精液一股股地喷进去,她整个人抖了一下,小腹一抽一抽地缩着,像是在吞咽。
我射完慢慢退出来,龟头离开穴口的时候发出一声轻轻的“噗”。
白浊的精液混着她的淫水从穴口涌出来,顺着大腿内侧往下淌,滴在脚踝处堆着的黑色打底裤上。
她直起身来,腿还在抖。
从挂在脚踝的打底裤口袋里摸出一包纸巾,抽了几张递给我,自己又抽了几张胡乱擦着大腿。
纸巾很快就湿透了,揉成一团扔进马桶里。
“你射了好多。”她看着马桶里浮着的纸巾团,声音有点哑。
“你吞了我一次,又流出来的。
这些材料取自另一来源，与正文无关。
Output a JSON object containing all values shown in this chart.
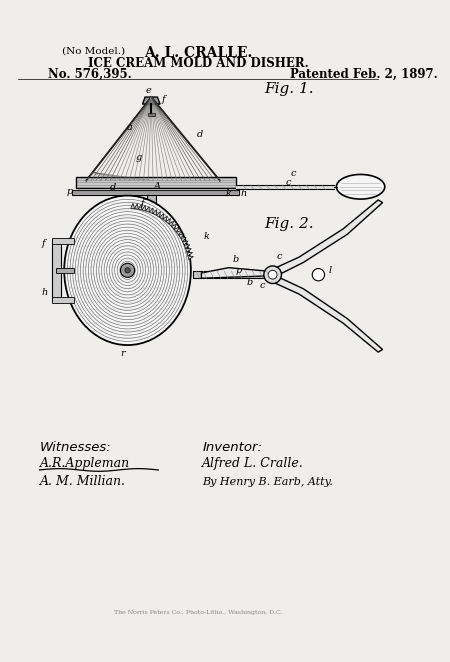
{
  "bg_color": "#f0eeeb",
  "title1": "A. L. CRALLE.",
  "title2": "ICE CREAM MOLD AND DISHER.",
  "no_model": "(No Model.)",
  "patent_no": "No. 576,395.",
  "patent_date": "Patented Feb. 2, 1897.",
  "fig1_label": "Fig. 1.",
  "fig2_label": "Fig. 2.",
  "witnesses_label": "Witnesses:",
  "witness1": "A.R.Appleman",
  "witness2": "A. M. Millian.",
  "inventor_label": "Inventor:",
  "inventor": "Alfred L. Cralle.",
  "attorney": "By Henry B. Earb, Atty.",
  "printer": "The Norris Peters Co., Photo-Litho., Washington, D.C."
}
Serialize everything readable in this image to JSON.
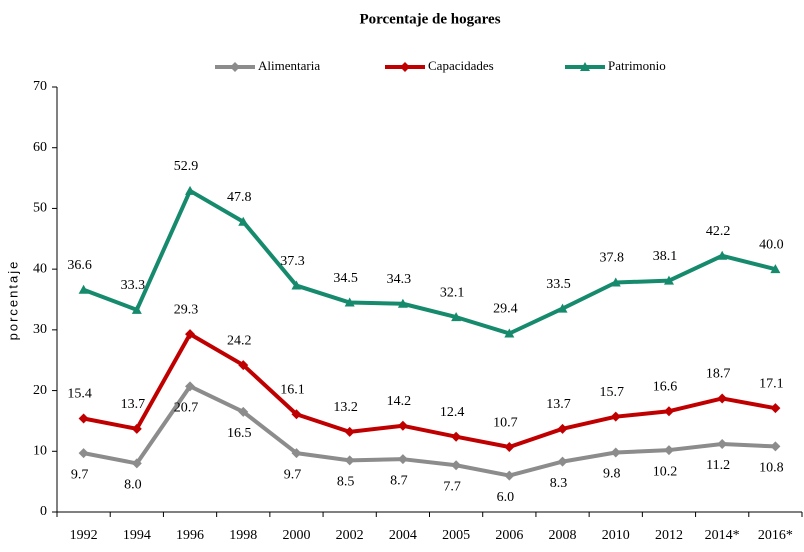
{
  "chart_data": {
    "type": "line",
    "title": "Porcentaje de hogares",
    "y_label": "porcentaje",
    "categories": [
      "1992",
      "1994",
      "1996",
      "1998",
      "2000",
      "2002",
      "2004",
      "2005",
      "2006",
      "2008",
      "2010",
      "2012",
      "2014*",
      "2016*"
    ],
    "series": [
      {
        "name": "Alimentaria",
        "color": "#8c8c8c",
        "label_position": "below",
        "values": [
          9.7,
          8.0,
          20.7,
          16.5,
          9.7,
          8.5,
          8.7,
          7.7,
          6.0,
          8.3,
          9.8,
          10.2,
          11.2,
          10.8
        ],
        "value_labels": [
          "9.7",
          "8.0",
          "20.7",
          "16.5",
          "9.7",
          "8.5",
          "8.7",
          "7.7",
          "6.0",
          "8.3",
          "9.8",
          "10.2",
          "11.2",
          "10.8"
        ]
      },
      {
        "name": "Capacidades",
        "color": "#c00000",
        "label_position": "above",
        "values": [
          15.4,
          13.7,
          29.3,
          24.2,
          16.1,
          13.2,
          14.2,
          12.4,
          10.7,
          13.7,
          15.7,
          16.6,
          18.7,
          17.1
        ],
        "value_labels": [
          "15.4",
          "13.7",
          "29.3",
          "24.2",
          "16.1",
          "13.2",
          "14.2",
          "12.4",
          "10.7",
          "13.7",
          "15.7",
          "16.6",
          "18.7",
          "17.1"
        ]
      },
      {
        "name": "Patrimonio",
        "color": "#168a6c",
        "label_position": "above",
        "values": [
          36.6,
          33.3,
          52.9,
          47.8,
          37.3,
          34.5,
          34.3,
          32.1,
          29.4,
          33.5,
          37.8,
          38.1,
          42.2,
          40.0
        ],
        "value_labels": [
          "36.6",
          "33.3",
          "52.9",
          "47.8",
          "37.3",
          "34.5",
          "34.3",
          "32.1",
          "29.4",
          "33.5",
          "37.8",
          "38.1",
          "42.2",
          "40.0"
        ]
      }
    ],
    "ylim": [
      0,
      70
    ],
    "yticks": [
      0,
      10,
      20,
      30,
      40,
      50,
      60,
      70
    ],
    "legend": "top"
  }
}
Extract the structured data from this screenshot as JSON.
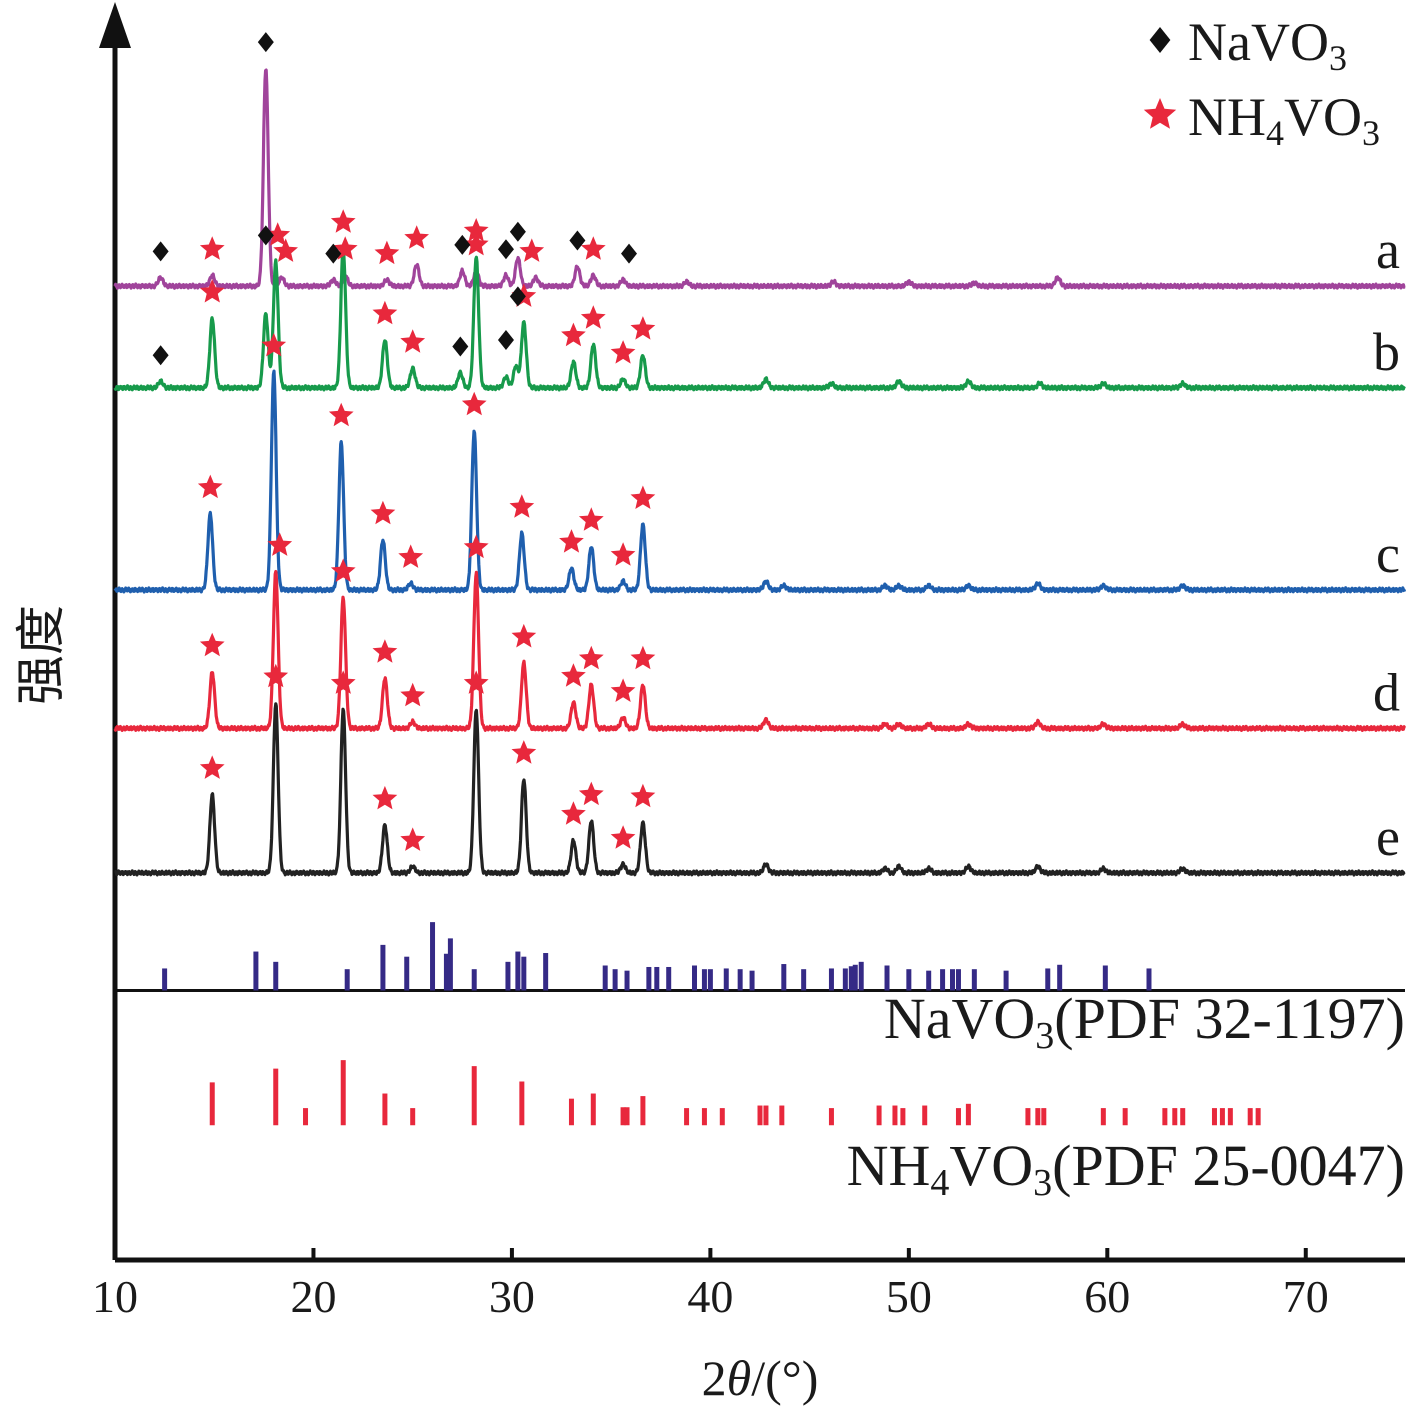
{
  "chart_data": {
    "type": "line",
    "xlabel_parts": [
      "2",
      "θ",
      "/(°)"
    ],
    "ylabel": "强度",
    "xlim": [
      10,
      75
    ],
    "xticks": [
      10,
      20,
      30,
      40,
      50,
      60,
      70
    ],
    "legend": {
      "placement": "top-right",
      "entries": [
        {
          "label_main": "NaVO",
          "label_sub": "3",
          "label_tail": "",
          "marker": "diamond",
          "color": "#111111"
        },
        {
          "label_main": "NH",
          "label_sub": "4",
          "label_tail": "VO",
          "label_sub2": "3",
          "marker": "star",
          "color": "#e8283c"
        }
      ]
    },
    "series": [
      {
        "name": "a",
        "color": "#a0449b",
        "baseline": 0.795,
        "scale": 0.178,
        "peaks": [
          [
            12.3,
            0.04
          ],
          [
            14.9,
            0.05
          ],
          [
            17.6,
            1.0
          ],
          [
            18.4,
            0.04
          ],
          [
            21.0,
            0.03
          ],
          [
            21.6,
            0.05
          ],
          [
            23.7,
            0.03
          ],
          [
            25.2,
            0.1
          ],
          [
            27.5,
            0.07
          ],
          [
            28.2,
            0.07
          ],
          [
            29.7,
            0.05
          ],
          [
            30.3,
            0.13
          ],
          [
            31.2,
            0.04
          ],
          [
            33.3,
            0.09
          ],
          [
            34.1,
            0.05
          ],
          [
            35.6,
            0.03
          ],
          [
            38.8,
            0.02
          ],
          [
            46.2,
            0.02
          ],
          [
            50.0,
            0.02
          ],
          [
            53.3,
            0.015
          ],
          [
            57.5,
            0.04
          ]
        ],
        "diamonds": [
          12.3,
          17.6,
          21.0,
          27.5,
          29.7,
          30.3,
          33.3,
          35.9
        ],
        "stars": [
          14.9,
          18.6,
          21.6,
          23.7,
          25.2,
          28.2,
          31.0,
          34.1
        ]
      },
      {
        "name": "b",
        "color": "#179a4b",
        "baseline": 0.712,
        "scale": 0.178,
        "peaks": [
          [
            12.3,
            0.03
          ],
          [
            14.9,
            0.32
          ],
          [
            17.6,
            0.34
          ],
          [
            18.1,
            0.58
          ],
          [
            21.5,
            0.64
          ],
          [
            23.6,
            0.22
          ],
          [
            25.0,
            0.09
          ],
          [
            27.4,
            0.07
          ],
          [
            28.2,
            0.6
          ],
          [
            29.7,
            0.05
          ],
          [
            30.2,
            0.1
          ],
          [
            30.6,
            0.3
          ],
          [
            33.1,
            0.12
          ],
          [
            34.1,
            0.2
          ],
          [
            35.6,
            0.04
          ],
          [
            36.6,
            0.15
          ],
          [
            42.8,
            0.04
          ],
          [
            46.1,
            0.02
          ],
          [
            49.5,
            0.03
          ],
          [
            53.0,
            0.03
          ],
          [
            56.6,
            0.02
          ],
          [
            59.8,
            0.02
          ],
          [
            63.8,
            0.02
          ]
        ],
        "diamonds": [
          12.3,
          17.6,
          27.4,
          29.7,
          30.3
        ],
        "stars": [
          14.9,
          18.2,
          21.5,
          23.6,
          25.0,
          28.2,
          30.6,
          33.1,
          34.1,
          35.6,
          36.6
        ]
      },
      {
        "name": "c",
        "color": "#1f5fae",
        "baseline": 0.547,
        "scale": 0.178,
        "peaks": [
          [
            14.8,
            0.35
          ],
          [
            18.0,
            1.0
          ],
          [
            21.4,
            0.68
          ],
          [
            23.5,
            0.23
          ],
          [
            24.9,
            0.03
          ],
          [
            28.1,
            0.73
          ],
          [
            30.5,
            0.26
          ],
          [
            33.0,
            0.1
          ],
          [
            34.0,
            0.2
          ],
          [
            35.6,
            0.04
          ],
          [
            36.6,
            0.3
          ],
          [
            42.8,
            0.04
          ],
          [
            43.7,
            0.02
          ],
          [
            48.8,
            0.02
          ],
          [
            49.5,
            0.02
          ],
          [
            51.0,
            0.02
          ],
          [
            53.0,
            0.02
          ],
          [
            56.5,
            0.03
          ],
          [
            59.8,
            0.02
          ],
          [
            63.8,
            0.02
          ]
        ],
        "diamonds": [],
        "stars": [
          14.8,
          18.0,
          21.4,
          23.5,
          24.9,
          28.1,
          30.5,
          33.0,
          34.0,
          35.6,
          36.6
        ]
      },
      {
        "name": "d",
        "color": "#e8283c",
        "baseline": 0.434,
        "scale": 0.178,
        "peaks": [
          [
            14.9,
            0.26
          ],
          [
            18.1,
            0.72
          ],
          [
            21.5,
            0.6
          ],
          [
            23.6,
            0.23
          ],
          [
            25.0,
            0.03
          ],
          [
            28.2,
            0.71
          ],
          [
            30.6,
            0.3
          ],
          [
            33.1,
            0.12
          ],
          [
            34.0,
            0.2
          ],
          [
            35.6,
            0.05
          ],
          [
            36.6,
            0.2
          ],
          [
            42.8,
            0.04
          ],
          [
            48.8,
            0.02
          ],
          [
            49.5,
            0.02
          ],
          [
            51.0,
            0.02
          ],
          [
            53.0,
            0.02
          ],
          [
            56.5,
            0.03
          ],
          [
            59.8,
            0.02
          ],
          [
            63.8,
            0.02
          ]
        ],
        "diamonds": [],
        "stars": [
          14.9,
          18.3,
          21.5,
          23.6,
          25.0,
          28.2,
          30.6,
          33.1,
          34.0,
          35.6,
          36.6
        ]
      },
      {
        "name": "e",
        "color": "#222222",
        "baseline": 0.316,
        "scale": 0.178,
        "peaks": [
          [
            14.9,
            0.36
          ],
          [
            18.1,
            0.78
          ],
          [
            21.5,
            0.75
          ],
          [
            23.6,
            0.22
          ],
          [
            25.0,
            0.03
          ],
          [
            28.2,
            0.75
          ],
          [
            30.6,
            0.43
          ],
          [
            33.1,
            0.15
          ],
          [
            34.0,
            0.24
          ],
          [
            35.6,
            0.04
          ],
          [
            36.6,
            0.23
          ],
          [
            42.8,
            0.04
          ],
          [
            48.8,
            0.02
          ],
          [
            49.5,
            0.03
          ],
          [
            51.0,
            0.02
          ],
          [
            53.0,
            0.03
          ],
          [
            56.5,
            0.03
          ],
          [
            59.8,
            0.02
          ],
          [
            63.8,
            0.02
          ]
        ],
        "diamonds": [],
        "stars": [
          14.9,
          18.1,
          21.5,
          23.6,
          25.0,
          28.2,
          30.6,
          33.1,
          34.0,
          35.6,
          36.6
        ]
      }
    ],
    "references": [
      {
        "label_parts": [
          "NaVO",
          "3",
          "(PDF 32-1197)"
        ],
        "color": "#352a86",
        "baseline": 0.22,
        "scale": 0.06,
        "lines": [
          [
            12.5,
            0.3
          ],
          [
            17.1,
            0.53
          ],
          [
            18.1,
            0.39
          ],
          [
            21.7,
            0.29
          ],
          [
            23.5,
            0.62
          ],
          [
            24.7,
            0.46
          ],
          [
            26.0,
            0.93
          ],
          [
            26.7,
            0.5
          ],
          [
            26.9,
            0.71
          ],
          [
            28.1,
            0.29
          ],
          [
            29.8,
            0.39
          ],
          [
            30.3,
            0.53
          ],
          [
            30.6,
            0.46
          ],
          [
            31.7,
            0.51
          ],
          [
            34.7,
            0.34
          ],
          [
            35.2,
            0.29
          ],
          [
            35.8,
            0.27
          ],
          [
            36.9,
            0.32
          ],
          [
            37.3,
            0.32
          ],
          [
            37.9,
            0.32
          ],
          [
            39.2,
            0.34
          ],
          [
            39.7,
            0.29
          ],
          [
            40.0,
            0.29
          ],
          [
            40.8,
            0.3
          ],
          [
            41.5,
            0.29
          ],
          [
            42.1,
            0.27
          ],
          [
            43.7,
            0.36
          ],
          [
            44.7,
            0.29
          ],
          [
            46.1,
            0.3
          ],
          [
            46.8,
            0.3
          ],
          [
            47.1,
            0.33
          ],
          [
            47.3,
            0.35
          ],
          [
            47.6,
            0.39
          ],
          [
            48.9,
            0.34
          ],
          [
            50.0,
            0.29
          ],
          [
            51.0,
            0.27
          ],
          [
            51.7,
            0.29
          ],
          [
            52.2,
            0.29
          ],
          [
            52.5,
            0.29
          ],
          [
            53.3,
            0.29
          ],
          [
            54.9,
            0.27
          ],
          [
            57.0,
            0.3
          ],
          [
            57.6,
            0.35
          ],
          [
            59.9,
            0.34
          ],
          [
            62.1,
            0.3
          ]
        ]
      },
      {
        "label_parts": [
          "NH",
          "4",
          "VO",
          "3",
          "(PDF 25-0047)"
        ],
        "color": "#e8283c",
        "baseline": 0.11,
        "scale": 0.07,
        "lines": [
          [
            14.9,
            0.5
          ],
          [
            18.1,
            0.66
          ],
          [
            19.6,
            0.2
          ],
          [
            21.5,
            0.76
          ],
          [
            23.6,
            0.37
          ],
          [
            25.0,
            0.2
          ],
          [
            28.1,
            0.69
          ],
          [
            30.5,
            0.51
          ],
          [
            33.0,
            0.31
          ],
          [
            34.1,
            0.37
          ],
          [
            35.6,
            0.21
          ],
          [
            35.8,
            0.21
          ],
          [
            36.6,
            0.34
          ],
          [
            38.8,
            0.2
          ],
          [
            39.7,
            0.2
          ],
          [
            40.6,
            0.2
          ],
          [
            42.5,
            0.23
          ],
          [
            42.8,
            0.23
          ],
          [
            43.6,
            0.23
          ],
          [
            46.1,
            0.2
          ],
          [
            48.5,
            0.23
          ],
          [
            49.3,
            0.23
          ],
          [
            49.7,
            0.2
          ],
          [
            50.8,
            0.23
          ],
          [
            52.5,
            0.2
          ],
          [
            53.0,
            0.25
          ],
          [
            56.0,
            0.2
          ],
          [
            56.5,
            0.2
          ],
          [
            56.8,
            0.2
          ],
          [
            59.8,
            0.2
          ],
          [
            60.9,
            0.2
          ],
          [
            62.9,
            0.2
          ],
          [
            63.4,
            0.2
          ],
          [
            63.8,
            0.2
          ],
          [
            65.4,
            0.2
          ],
          [
            65.8,
            0.2
          ],
          [
            66.2,
            0.2
          ],
          [
            67.2,
            0.2
          ],
          [
            67.6,
            0.2
          ]
        ]
      }
    ]
  }
}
”
她瞪了我一眼,弯腰把打底裤提上来穿好。
百褶裙放下来遮住了大腿,从外面看和进来之前没什么区别,只是打底裤里面已经被她的水和我的精液浸透了,湿乎乎地贴在她皮肤上。
“你一会儿怎么回去?”我问。
“就这样回去呗。”她把毛衣领口拉了拉,遮住刚才因为低头给我口交时蹭到的嘴角痕迹,“反正看不出来。”
“内裤都湿了。”
“不穿内裤不是更方便你下次?”她说完自己先红了脸。
我笑了一下,把她拉过来抱了抱。
她的头发蹭在我下巴上,有图书馆的纸张味道和她身上洗衣液的淡香。
我闻了闻她的手,指缝里还有一点精液的腥气。
“去洗个手。”我说。
她打开隔间的门探头看了看,男厕所里没人。
快步走到洗手台前拧开水龙头,搓了好几遍手,又捧了水漱了漱口。
镜子里的她脸颊还红着,嘴唇比平时肿了一点,脖根有一小块被磨红的痕迹。
我站在她身后,看着她从镜子里瞪我。
“下次去哪?”她问。
“还能有下次?”
“不然呢。”她关掉水龙头甩了甩手上的水,“你都射里面了,我想赖都赖不掉。”
她从我身边挤过去推开了厕所门,走廊里的灯光打在她身上,米白毛衣和深色百褶裙,干净得像什么都没发生过。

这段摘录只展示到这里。